Je souhaite que, au cours de l’examen des articles, il nous soit possible de bien faire la part des choses entre la fausse et la vraie coopération commerciale. Il me semble utile de communiquer sur les qualités des quelques produits qui pourront, par la suite, être proposés à la vente aux professionnels. Je défendrai sur ce thème des amendements.

En tout état de cause, je souhaite de tout cœur que de ce nouveau dispositif se dégage un peu plus de transparence dans les relations entre producteurs et grande distribution. J’espère, surtout, que les consommateurs en sortiront gagnants.

S’agissant de la nouvelle Autorité de la concurrence, j’ai bien compris que le Gouvernement souhaitait lui octroyer de très larges pouvoirs. Encore faudra-t-il la doter de moyens humains et matériels suffisants afin qu’elle puisse jouer pleinement son rôle.

Vous avez déclaré qu’elle disposerait d’un pouvoir d’injonction en matière notamment de concentration. Je souhaite ardemment que tel soit le cas, car nos auditions nous ont montré que, dans de très nombreuses zones géographiques, il n’y avait pas de véritable concurrence entre distributeurs. Les prix payés par les consommateurs sont alors automatiquement plus élevés qu’ailleurs.

J’ajoute que l’Autorité de la concurrence pourrait aussi très utilement se pencher de manière approfondie sur les éventuelles ententes entre entreprises du BTP qui, lorsqu’elles sont avérées, coûtent cher, non pas au consommateur mais, cette fois-ci, au contribuable local !

Le raccourcissement des périodes normales de soldes, portées de six à cinq semaines, est une bonne chose, car elles étaient sans doute trop longues. Je crains, en revanche, qu’il ne soit très difficile de contrôler les périodes de soldes flottants dans la mesure où leurs dates seront laissées à la discrétion des commerçants. En tout état de cause, les périodes promotionnelles et les fins de série constituent déjà des entorses à la législation sur les soldes.

En ce qui concerne la taxe d’aide au commerce et à l’artisanat, la TACA, l’Assemblée nationale a modifié le dispositif initialement proposé afin d’alléger cette taxe pour 24 000 petites et moyennes surfaces commerciales et de l’accroître pour les 1 000 plus grandes surfaces. Je souscris pleinement à cette nouvelle répartition, tout en continuant à regretter que le produit de cette taxe n’alimente pas directement le Fonds d’intervention pour les services, l’artisanat et le commerce, le FISAC, mais soit versé dans le budget général.

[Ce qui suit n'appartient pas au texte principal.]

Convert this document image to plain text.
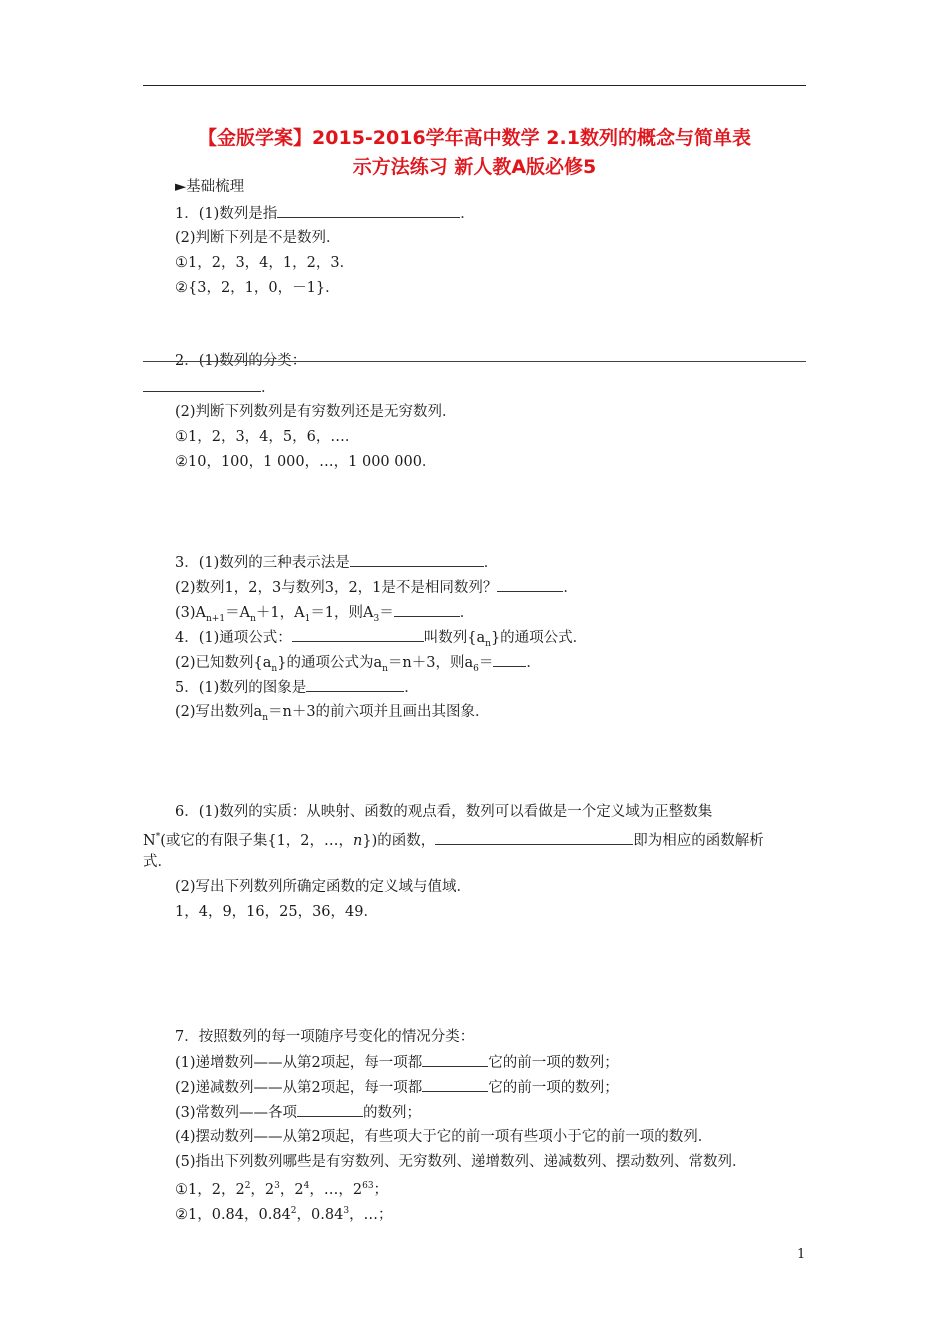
【金版学案】2015-2016学年高中数学 2.1数列的概念与简单表
示方法练习 新人教A版必修5
►基础梳理
1．(1)数列是指	．
(2)判断下列是不是数列．
①1，2，3，4，1，2，3．
②{3，2，1，0，－1}．
2．(1)数列的分类：
．
(2)判断下列数列是有穷数列还是无穷数列．
①1，2，3，4，5，6，…．
②10，100，1 000，…，1 000 000．
3．(1)数列的三种表示法是	．
(2)数列1，2，3与数列3，2，1是不是相同数列？	．
$(3)A_{n+1}=A_n+1$，$A_1=1$，则$A_3=$	．
4．(1)通项公式：	叫数列$\{a_n\}$的通项公式．
(2)已知数列$\{a_n\}$的通项公式为$a_n=n+3$，则$a_6=$ ．
5．(1)数列的图象是	．
(2)写出数列$a_n=n+3$的前六项并且画出其图象．
6．(1)数列的实质：从映射、函数的观点看，数列可以看做是一个定义域为正整数集
N*(或它的有限子集{1，2，…，n})的函数，	即为相应的函数解析
式．
(2)写出下列数列所确定函数的定义域与值域．
1，4，9，16，25，36，49．
7．按照数列的每一项随序号变化的情况分类：
(1)递增数列——从第2项起，每一项都	它的前一项的数列；
(2)递减数列——从第2项起，每一项都	它的前一项的数列；
(3)常数列——各项	的数列；
(4)摆动数列——从第2项起，有些项大于它的前一项有些项小于它的前一项的数列．
(5)指出下列数列哪些是有穷数列、无穷数列、递增数列、递减数列、摆动数列、常数列．
①1，2，$2^2$，$2^3$，$2^4$，…，$2^{63}$；
②1，0.84，0.84$^2$，0.84$^3$，…；
1
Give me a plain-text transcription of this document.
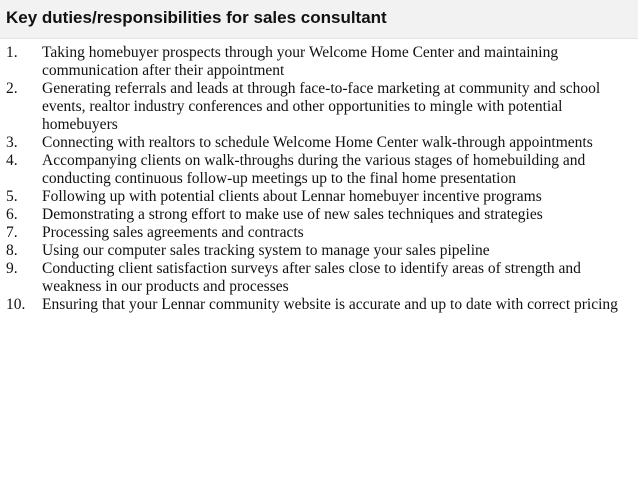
Key duties/responsibilities for sales consultant
1.	Taking homebuyer prospects through your Welcome Home Center and maintaining communication after their appointment
2.	Generating referrals and leads at through face-to-face marketing at community and school events, realtor industry conferences and other opportunities to mingle with potential homebuyers
3.	Connecting with realtors to schedule Welcome Home Center walk-through appointments
4.	Accompanying clients on walk-throughs during the various stages of homebuilding and conducting continuous follow-up meetings up to the final home presentation
5.	Following up with potential clients about Lennar homebuyer incentive programs
6.	Demonstrating a strong effort to make use of new sales techniques and strategies
7.	Processing sales agreements and contracts
8.	Using our computer sales tracking system to manage your sales pipeline
9.	Conducting client satisfaction surveys after sales close to identify areas of strength and weakness in our products and processes
10.	Ensuring that your Lennar community website is accurate and up to date with correct pricing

Je remercie d’ailleurs la commission spéciale de proposer de modifier la dénomination de cette taxe, qui s’appellerait désormais « taxe sur les surfaces commerciales » et d’affecter 100 millions d’euros au FISAC, même si je crains que cela ne soit pas tout à fait suffisant.

En effet, même s’il est utile de contrôler que les fonds du FISAC ne permettent pas aux bénéficiaires de venir concurrencer aux commerces en place de longue date, qui, eux, ne peuvent bénéficier de sa manne, je m’interroge : pourra-t-il répondre à toutes sortes de sollicitations, concernant les opérations de rénovation de commerces en milieu rural, dans les halles et marchés et dans les quartiers prioritaires de la politique de la ville ? D’autant que, à cette liste déjà longue, on a ajouté, à l’Assemblée nationale, le soutien des commerces de proximité en cas de travaux publics réduisant l’accès des centres-villes à la clientèle et la prise en charge d’une partie des intérêts d’emprunt contractés par les communes qui exercent leur droit de préemption ; ce sont autant d’éléments qui méritent d’être revus.